Nov 012018
Decorating Cut Out Cookies

For years I decorated cakes which helped me pay for some of my college.  In recent years, I find I don’t decorate cakes as much.  This little fact may even be a surprise to many of my friends.  However, my new found love is decorating cookies.  They are so much more fun and WAY less pressure.  If you mess one up, there are usually about a dozen more to perfect.  Can’t say that for a cake!

I recently decorated some simple pumpkin cookies and thought I would share the process along with some techniques and tips in case you wish to give it a try.

Cut Out Sugar Cookies

Makes about 18-24 cookies depending on size of cookie cutter.

Ingredients

  • 1 cup butter (cold) cut into small cubes
  • 1 cup sugar
  • 1 egg
  • 1 1/2 tsp vanilla or flavoring of your choice
  • 3 cups flour
  • 2 tsp baking powder

Instructions

  1. Preheat oven to 350 degrees.  In a mixer, beat butter and sugar.  Add egg and vanilla and beat until well combined.  Combine flour and baking powder in separate bowl and add it to the mixer a little at a time until well combined.

  2. On parchment paper, sprinkle some flour and roll out dough until about 1/4 inch thick or maybe a little thicker.  Place shapes on parchment covered cookie sheet.  Freeze for about 5-10 minutes.  

  3. While first batch is in freezer, cut the shapes for second batch and place on a second cookie sheet.

  4. Remove first sheet pan from freezer and bake for about 10-12 minutes.  Place second batch in freezer while first batch is baking.

  5. Once cookies are baked, allow to cool before decorating.

Tips:

Freezing the cookies before baking helps them keep their shape so they do not spread while baking.  So I wouldn’t advise skipping this step!

Cookies should be grouped by size when baking.  Larger cookies take longer to bake so your smaller cookies will be overdone if on same cookie sheet.

Royal Icing

Recipe can decorated about 48 cookies in several colors depending on cookie size and number of colors needed. Recipe can be halved for smaller batches.

Course Dessert
Keyword cookies, Decorating, icing

Ingredients

  • 1/2 cup meringue powder
  • 1 cup water
  • 2 lb powder sugar
  • 1 Tbsp Karo syrup
  • 1-2 tsp flavoring of your choice optional

Instructions

  1. In a mixing bowl with whip attachment, mix meringue powder, water and flavoring until frothy.  On low, gradually add powdered sugar until well mixed, be sure to scrap down bowl.
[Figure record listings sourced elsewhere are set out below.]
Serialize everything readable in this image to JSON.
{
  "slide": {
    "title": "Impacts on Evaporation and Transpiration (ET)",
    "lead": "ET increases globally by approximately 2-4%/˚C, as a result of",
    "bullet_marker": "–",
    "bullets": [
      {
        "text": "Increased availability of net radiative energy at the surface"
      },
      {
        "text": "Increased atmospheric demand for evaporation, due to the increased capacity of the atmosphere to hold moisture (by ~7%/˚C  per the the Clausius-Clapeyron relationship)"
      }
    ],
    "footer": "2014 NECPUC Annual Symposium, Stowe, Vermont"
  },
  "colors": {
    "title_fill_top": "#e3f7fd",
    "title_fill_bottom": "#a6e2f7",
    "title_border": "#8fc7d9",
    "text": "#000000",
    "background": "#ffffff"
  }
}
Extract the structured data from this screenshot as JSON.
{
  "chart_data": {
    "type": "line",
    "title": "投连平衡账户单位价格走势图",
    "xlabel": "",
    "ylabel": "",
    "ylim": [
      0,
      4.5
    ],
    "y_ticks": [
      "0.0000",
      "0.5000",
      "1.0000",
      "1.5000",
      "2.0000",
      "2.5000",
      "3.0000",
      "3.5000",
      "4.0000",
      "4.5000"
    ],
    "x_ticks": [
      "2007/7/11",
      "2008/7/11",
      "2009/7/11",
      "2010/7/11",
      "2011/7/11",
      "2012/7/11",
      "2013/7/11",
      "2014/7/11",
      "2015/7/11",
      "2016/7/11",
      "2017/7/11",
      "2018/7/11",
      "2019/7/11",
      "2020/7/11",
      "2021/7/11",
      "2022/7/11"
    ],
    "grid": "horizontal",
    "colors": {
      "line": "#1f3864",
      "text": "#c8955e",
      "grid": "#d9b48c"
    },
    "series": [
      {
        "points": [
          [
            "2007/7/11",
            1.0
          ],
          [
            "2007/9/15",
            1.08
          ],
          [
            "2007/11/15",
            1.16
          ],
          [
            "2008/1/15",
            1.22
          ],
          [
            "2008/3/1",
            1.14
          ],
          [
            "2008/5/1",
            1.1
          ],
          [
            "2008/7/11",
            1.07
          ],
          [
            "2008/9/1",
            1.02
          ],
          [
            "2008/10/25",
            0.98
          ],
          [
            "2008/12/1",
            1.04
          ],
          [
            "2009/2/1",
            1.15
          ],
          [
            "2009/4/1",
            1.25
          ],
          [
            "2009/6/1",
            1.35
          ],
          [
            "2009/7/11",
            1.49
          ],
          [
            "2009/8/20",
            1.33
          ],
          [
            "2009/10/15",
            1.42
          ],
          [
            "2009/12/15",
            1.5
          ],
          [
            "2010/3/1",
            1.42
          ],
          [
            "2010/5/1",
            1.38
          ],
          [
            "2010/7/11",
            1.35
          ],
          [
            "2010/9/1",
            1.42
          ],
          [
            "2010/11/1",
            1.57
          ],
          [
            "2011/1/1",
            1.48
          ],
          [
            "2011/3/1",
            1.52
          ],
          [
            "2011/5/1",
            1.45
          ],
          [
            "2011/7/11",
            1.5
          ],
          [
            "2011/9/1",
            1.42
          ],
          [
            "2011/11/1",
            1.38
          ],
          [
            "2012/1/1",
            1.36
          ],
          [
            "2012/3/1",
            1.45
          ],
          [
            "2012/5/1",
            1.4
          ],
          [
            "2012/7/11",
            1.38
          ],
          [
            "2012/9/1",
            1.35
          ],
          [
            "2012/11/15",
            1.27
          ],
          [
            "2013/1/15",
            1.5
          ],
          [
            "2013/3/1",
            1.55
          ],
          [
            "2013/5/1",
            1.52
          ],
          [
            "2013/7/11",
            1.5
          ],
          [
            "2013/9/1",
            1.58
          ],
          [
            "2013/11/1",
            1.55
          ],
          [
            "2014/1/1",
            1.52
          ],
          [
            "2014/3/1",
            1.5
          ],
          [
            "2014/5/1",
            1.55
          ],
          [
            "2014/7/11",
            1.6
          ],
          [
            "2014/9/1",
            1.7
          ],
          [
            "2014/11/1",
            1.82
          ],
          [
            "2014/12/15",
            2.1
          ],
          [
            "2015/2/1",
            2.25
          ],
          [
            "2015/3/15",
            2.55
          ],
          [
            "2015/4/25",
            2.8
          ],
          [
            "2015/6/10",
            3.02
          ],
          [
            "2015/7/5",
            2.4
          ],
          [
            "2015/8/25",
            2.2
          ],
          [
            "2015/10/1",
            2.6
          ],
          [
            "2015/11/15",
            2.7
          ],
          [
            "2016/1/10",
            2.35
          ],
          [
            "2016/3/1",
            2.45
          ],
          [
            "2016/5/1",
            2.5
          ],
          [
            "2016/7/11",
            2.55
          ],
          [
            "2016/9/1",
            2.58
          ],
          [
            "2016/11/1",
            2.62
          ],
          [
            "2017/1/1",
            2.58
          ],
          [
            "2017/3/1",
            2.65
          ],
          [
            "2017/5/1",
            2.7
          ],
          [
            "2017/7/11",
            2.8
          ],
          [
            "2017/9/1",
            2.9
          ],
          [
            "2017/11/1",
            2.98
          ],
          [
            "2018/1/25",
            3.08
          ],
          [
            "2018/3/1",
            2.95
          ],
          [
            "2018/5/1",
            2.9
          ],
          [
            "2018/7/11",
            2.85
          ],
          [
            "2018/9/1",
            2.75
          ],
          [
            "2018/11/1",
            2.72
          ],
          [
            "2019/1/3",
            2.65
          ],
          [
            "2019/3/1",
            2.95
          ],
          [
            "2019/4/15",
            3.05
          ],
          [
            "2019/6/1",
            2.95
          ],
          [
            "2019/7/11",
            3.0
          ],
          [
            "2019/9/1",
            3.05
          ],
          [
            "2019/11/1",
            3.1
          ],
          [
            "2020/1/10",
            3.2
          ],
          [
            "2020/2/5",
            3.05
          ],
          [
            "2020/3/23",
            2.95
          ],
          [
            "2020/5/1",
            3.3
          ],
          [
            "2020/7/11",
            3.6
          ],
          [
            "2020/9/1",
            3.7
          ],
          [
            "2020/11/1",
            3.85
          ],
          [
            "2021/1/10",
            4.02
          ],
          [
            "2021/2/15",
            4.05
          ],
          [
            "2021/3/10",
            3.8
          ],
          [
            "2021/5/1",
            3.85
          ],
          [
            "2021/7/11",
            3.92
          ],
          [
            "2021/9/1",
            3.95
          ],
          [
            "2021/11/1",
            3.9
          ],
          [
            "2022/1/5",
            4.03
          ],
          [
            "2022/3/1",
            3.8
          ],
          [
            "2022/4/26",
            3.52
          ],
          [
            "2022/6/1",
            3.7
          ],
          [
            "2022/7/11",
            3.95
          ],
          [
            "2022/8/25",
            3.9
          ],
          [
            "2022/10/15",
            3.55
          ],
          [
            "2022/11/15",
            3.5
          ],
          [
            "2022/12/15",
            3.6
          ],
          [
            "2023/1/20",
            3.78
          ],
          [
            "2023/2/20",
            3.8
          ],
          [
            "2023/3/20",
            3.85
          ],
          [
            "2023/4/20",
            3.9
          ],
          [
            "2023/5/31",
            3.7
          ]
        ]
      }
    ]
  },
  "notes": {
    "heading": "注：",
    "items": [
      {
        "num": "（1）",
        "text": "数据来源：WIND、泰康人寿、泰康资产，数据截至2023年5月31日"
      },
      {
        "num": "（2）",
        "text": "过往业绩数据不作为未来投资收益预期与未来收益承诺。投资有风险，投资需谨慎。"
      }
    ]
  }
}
Add syrup and beat on high for about three minutes.

While the cookies are cooling, make a batch of icing and portion it for two colors.  The orange will be used the most so make the larger portion orange.  I would reserve about 1 1/2 cups for the green.  The orange icing will need to be thinned out using about a tablespoon or two of water at a time to get it to correct consistency.  For proper consistency, you should be able to drizzle the icing from a spoon back into the bowl of icing and it disappears into itself within about five seconds.  Once you have your icing at the correct consistency, allow it to sit a few minutes so bubbles can settle out.

For decorating, you can use decorating bags and tips, but I prefer these squeezable bottles.  They are just easier in my opinion because for this thinned icing (used for “flooding” the cookie), it will leak from the piping bag when not in use and it gets messy.  Trust me on that!  Fill your weapon of choice up with icing and get started!  The first step is to make the above outline of the pumpkin.  (FYI, in case you are wondering why my cookies are speckled, I used vanilla bean paste for my cookie flavoring which is why you see the small specs of vanilla bean seeds.)

Next, completely fill (flood) the middle section of the pumpkin and be sure to puncture any bubbles with a toothpick or a cookie scriber.  Once you outline and flood the middle section, move on and do the rest of the cookies up to this point.  You want this step to dry for at least 15 minutes before you move on to filling the outside sections of the pumpkin.

Next, flood the outside sections of the pumpkin.  The dry time allows the sections to stay separated and creates the lines in the pumpkins.  You do not want the sections to “run” together.

The cookies should be allowed to dry for an hour or so before you add the green stem and vines.  I used a #3 tip for this and a piping bag.  The green icing does not need to be thinned since it’s used for piping and not flooding.  I prefer the textured look for the stem and the vines as you see above.  Only thin icing for the “flooding” parts of your cookie.

Allow the cookies to dry overnight.  They are now ready to enjoy.  You can wrap cookies individually to give away or they freeze very well in a plastic container.  I make most of my decorated cookies weeks in advance and freeze using the parchment paper from the baking process between each layer of cookies so they don’t sit directly on top of each other.  (Yes, I am always trying to re-purpose what I can!)

As always, if you try these, let me know how they work out for you.  Also, if you have any questions ask away in comments.